Remaining from the Bills woe-for-four squad are Hall of Fame candidacies of the late Kent Hull, the first really good shotgun center, and Steve Tasker. Hull will be considered someday in the old-timer category, and if the shotgun continues to dominate offenses, his chances will be solid. Tasker should be invited promptly. He's the best special teamer ever, plus the only special teams player ever named MVP of the Pro Bowl (1993). While there is a place-kicker and, with the Ray Guy selection, a punter in Canton, there is no special teamer. If launching punts is important enough to deserve Hall of Fame recognition, isn't blocking punts and stopping punt returners? Tasker had seven blocked punts and 204 special teams tackles; he returned kicks, was the holder for placement kicks; and when pressed into service as an emergency wide receiver, had a 108-yard day in a playoff game. At 5-foot-9, 180, pound-for-pound Tasker was one of the top modern-era performers in football.

Football Teams Should Wait Their Turns Like Everyone Else: Your columnist pounds the table about police escorts and stopped traffic not for visiting heads of state but for minor government officials, celebrities and football teams. A friend who lives and commutes in the near New York part of New Jersey wrote last week, "Police escorts everywhere. Today I saw troopers blocking the eastbound on ramp to Route 24 just south of Morristown Airport, as well as local the side streets, so when the Broncos left the Jets facility they could cruise right onto the highway. This was at 5:15 p.m. -- height of rush hour and caused an incredible traffic backup. Thankfully, I was heading west."

Your Honor, the Runner Pleads the Fifth: A leftover from TMQ's notebook: During the Dolphins at Bills contest, the referee announced, "Miami is challenging the ruling on the play, alleging that the runner stepped out of bounds."

Season-Ending Book Thoughts: Last week in New York for that Super Bowl thing you might have heard about, I lunched with my literary agent.
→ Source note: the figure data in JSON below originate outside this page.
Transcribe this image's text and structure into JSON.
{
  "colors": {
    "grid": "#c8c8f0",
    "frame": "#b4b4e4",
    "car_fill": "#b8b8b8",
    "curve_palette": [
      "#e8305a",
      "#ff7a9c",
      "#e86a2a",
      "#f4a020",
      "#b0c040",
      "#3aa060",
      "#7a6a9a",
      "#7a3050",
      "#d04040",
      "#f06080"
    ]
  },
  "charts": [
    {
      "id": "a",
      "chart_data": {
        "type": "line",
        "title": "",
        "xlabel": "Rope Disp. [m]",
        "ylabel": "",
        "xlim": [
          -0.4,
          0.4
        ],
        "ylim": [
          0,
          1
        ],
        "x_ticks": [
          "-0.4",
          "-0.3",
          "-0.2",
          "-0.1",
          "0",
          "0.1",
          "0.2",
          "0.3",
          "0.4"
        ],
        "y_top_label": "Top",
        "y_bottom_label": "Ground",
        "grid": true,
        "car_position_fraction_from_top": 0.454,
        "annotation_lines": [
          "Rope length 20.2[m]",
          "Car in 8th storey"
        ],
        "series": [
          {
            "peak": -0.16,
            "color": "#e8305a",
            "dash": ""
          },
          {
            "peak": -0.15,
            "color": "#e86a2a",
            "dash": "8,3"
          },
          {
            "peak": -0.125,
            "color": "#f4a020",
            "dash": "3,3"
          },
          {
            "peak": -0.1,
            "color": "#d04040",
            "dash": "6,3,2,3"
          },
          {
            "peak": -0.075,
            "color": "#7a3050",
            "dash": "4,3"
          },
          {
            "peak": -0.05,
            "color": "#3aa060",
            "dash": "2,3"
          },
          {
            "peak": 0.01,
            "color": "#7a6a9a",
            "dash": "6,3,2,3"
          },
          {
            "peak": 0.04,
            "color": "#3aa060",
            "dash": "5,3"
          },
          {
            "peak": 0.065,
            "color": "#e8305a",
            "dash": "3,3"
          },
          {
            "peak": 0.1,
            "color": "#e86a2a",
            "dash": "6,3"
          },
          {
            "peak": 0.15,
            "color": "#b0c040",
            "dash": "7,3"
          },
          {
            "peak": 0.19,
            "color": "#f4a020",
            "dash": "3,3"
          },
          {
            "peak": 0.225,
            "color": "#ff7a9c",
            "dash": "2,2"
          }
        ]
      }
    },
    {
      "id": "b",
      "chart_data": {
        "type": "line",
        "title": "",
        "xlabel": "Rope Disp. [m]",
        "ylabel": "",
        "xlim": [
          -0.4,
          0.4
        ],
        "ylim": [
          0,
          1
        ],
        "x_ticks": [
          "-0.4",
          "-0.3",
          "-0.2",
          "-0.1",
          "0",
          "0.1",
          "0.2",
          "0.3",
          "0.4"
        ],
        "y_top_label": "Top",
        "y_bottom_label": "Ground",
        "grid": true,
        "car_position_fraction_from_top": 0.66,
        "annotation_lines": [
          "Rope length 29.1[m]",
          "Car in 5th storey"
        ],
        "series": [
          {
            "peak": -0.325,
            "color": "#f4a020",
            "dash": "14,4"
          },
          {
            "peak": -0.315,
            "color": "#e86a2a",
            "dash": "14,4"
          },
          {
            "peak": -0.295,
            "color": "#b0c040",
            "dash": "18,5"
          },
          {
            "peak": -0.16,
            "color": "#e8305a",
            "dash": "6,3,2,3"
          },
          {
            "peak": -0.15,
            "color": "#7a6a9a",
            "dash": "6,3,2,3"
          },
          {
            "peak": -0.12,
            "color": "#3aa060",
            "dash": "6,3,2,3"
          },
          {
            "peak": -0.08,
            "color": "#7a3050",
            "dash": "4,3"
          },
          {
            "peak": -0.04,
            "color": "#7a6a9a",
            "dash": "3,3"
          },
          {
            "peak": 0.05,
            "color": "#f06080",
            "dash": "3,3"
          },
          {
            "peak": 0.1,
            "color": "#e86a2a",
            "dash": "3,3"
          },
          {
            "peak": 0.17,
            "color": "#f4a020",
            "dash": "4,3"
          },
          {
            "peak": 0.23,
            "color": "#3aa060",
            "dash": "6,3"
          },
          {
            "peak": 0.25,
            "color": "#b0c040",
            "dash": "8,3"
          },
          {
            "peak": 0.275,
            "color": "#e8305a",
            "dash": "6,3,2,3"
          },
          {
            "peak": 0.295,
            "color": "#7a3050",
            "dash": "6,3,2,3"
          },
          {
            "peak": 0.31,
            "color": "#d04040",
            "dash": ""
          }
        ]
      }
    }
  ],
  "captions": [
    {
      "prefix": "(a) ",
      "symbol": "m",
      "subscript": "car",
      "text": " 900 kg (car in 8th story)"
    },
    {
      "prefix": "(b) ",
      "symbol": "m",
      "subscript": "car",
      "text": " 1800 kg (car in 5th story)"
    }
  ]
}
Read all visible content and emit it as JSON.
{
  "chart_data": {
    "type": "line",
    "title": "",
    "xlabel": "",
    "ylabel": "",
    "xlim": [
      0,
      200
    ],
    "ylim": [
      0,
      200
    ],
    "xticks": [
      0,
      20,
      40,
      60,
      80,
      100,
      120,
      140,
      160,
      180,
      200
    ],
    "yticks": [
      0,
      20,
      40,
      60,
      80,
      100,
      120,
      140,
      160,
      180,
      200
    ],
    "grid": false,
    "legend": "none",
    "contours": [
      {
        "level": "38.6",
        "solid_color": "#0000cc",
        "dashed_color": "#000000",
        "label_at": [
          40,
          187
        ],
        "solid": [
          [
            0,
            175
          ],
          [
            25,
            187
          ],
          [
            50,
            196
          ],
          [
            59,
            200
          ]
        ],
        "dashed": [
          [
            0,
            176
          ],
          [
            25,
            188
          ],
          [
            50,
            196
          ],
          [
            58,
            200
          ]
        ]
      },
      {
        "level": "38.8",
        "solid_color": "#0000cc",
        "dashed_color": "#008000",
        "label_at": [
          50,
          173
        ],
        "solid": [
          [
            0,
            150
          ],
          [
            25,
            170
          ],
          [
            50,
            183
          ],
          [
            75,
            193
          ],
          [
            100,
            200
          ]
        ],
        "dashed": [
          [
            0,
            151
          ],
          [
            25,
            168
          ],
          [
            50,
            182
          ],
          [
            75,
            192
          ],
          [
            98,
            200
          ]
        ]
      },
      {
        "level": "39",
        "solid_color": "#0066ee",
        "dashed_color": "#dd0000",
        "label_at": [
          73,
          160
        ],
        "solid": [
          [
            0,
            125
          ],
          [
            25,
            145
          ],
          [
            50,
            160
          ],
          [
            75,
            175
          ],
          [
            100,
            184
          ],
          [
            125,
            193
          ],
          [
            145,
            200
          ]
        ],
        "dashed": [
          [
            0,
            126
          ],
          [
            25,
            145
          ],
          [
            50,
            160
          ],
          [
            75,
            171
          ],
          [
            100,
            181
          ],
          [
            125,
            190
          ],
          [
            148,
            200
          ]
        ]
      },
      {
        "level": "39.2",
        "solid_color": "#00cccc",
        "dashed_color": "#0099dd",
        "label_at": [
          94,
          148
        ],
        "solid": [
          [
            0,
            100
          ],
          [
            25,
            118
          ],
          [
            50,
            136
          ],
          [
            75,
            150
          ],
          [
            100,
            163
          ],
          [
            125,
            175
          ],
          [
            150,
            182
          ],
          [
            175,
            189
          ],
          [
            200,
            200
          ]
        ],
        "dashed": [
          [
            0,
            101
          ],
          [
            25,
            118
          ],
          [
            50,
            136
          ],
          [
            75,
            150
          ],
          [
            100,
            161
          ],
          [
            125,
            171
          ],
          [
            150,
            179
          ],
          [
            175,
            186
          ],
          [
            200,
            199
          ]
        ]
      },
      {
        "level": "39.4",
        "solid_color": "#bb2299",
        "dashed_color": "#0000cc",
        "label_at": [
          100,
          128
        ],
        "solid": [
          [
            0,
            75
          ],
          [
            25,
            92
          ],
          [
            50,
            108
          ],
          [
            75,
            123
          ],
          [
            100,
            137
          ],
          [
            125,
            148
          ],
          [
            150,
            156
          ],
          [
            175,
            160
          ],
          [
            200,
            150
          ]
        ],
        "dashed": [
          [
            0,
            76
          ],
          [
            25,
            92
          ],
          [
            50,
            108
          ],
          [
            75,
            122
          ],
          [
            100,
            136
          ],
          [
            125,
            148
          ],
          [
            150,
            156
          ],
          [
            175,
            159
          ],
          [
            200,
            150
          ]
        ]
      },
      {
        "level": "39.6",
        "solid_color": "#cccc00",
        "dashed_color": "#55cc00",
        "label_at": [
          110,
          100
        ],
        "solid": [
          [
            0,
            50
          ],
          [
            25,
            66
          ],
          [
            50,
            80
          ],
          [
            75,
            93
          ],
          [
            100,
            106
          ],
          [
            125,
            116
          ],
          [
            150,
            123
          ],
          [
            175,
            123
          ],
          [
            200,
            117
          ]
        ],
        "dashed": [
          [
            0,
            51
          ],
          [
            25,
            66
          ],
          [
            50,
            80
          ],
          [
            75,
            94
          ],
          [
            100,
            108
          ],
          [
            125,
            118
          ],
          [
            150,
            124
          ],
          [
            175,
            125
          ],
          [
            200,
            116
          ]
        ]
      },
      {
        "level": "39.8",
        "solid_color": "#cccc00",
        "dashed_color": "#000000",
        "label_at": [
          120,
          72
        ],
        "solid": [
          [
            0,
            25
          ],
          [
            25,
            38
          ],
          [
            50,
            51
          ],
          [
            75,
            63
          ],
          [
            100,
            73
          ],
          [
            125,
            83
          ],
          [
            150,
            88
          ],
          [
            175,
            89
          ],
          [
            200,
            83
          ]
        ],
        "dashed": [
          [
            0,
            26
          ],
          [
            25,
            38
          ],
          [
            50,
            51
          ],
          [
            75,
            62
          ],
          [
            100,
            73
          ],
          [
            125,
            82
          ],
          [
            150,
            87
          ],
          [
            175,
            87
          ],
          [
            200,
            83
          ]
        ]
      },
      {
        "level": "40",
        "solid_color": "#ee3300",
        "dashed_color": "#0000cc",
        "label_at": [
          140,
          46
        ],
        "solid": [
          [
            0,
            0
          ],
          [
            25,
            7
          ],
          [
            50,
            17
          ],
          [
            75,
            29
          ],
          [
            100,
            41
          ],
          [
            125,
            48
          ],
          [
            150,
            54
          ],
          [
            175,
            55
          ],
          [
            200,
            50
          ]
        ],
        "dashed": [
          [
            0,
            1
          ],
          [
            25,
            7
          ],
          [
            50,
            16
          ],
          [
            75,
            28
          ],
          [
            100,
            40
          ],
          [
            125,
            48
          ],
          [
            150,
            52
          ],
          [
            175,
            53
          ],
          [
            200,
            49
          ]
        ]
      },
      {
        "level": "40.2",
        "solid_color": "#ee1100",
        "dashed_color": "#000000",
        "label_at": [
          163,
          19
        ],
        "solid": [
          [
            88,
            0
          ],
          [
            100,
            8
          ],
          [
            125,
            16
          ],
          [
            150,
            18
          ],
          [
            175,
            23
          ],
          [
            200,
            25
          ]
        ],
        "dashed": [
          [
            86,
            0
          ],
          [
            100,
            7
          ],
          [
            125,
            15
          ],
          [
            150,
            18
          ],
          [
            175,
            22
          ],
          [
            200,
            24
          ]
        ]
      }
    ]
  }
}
I feared he would tell me the book market was in such a swoon that I should change careers. Actually he said my chances of another book advance this year were strong, which was music to my ears.

Then we discussed the transition from printed books to electronic; next up is electronic books that generate sound effects. I'm far from the only one who wishes this were not happening. But ever since Gutenberg, the book business has been in turmoil from innovation, and almost always weighed down by predictions of doom. Charles Dickens often said he believed he was part of the final generation that would write books. (Then the issue was lax enforcement of copyright law.) Electronic books have many virtues: you can carry a 1,000-page history book -- or 20 1,000-page history books -- when traveling. Soon it should be possible to have the equivalent of the Great Library of Alexandria in one small device, and the contents of the Library of Congress won't be far behind. Professors' offices may no longer be book-lined, but that seems a small concession to nostalgia.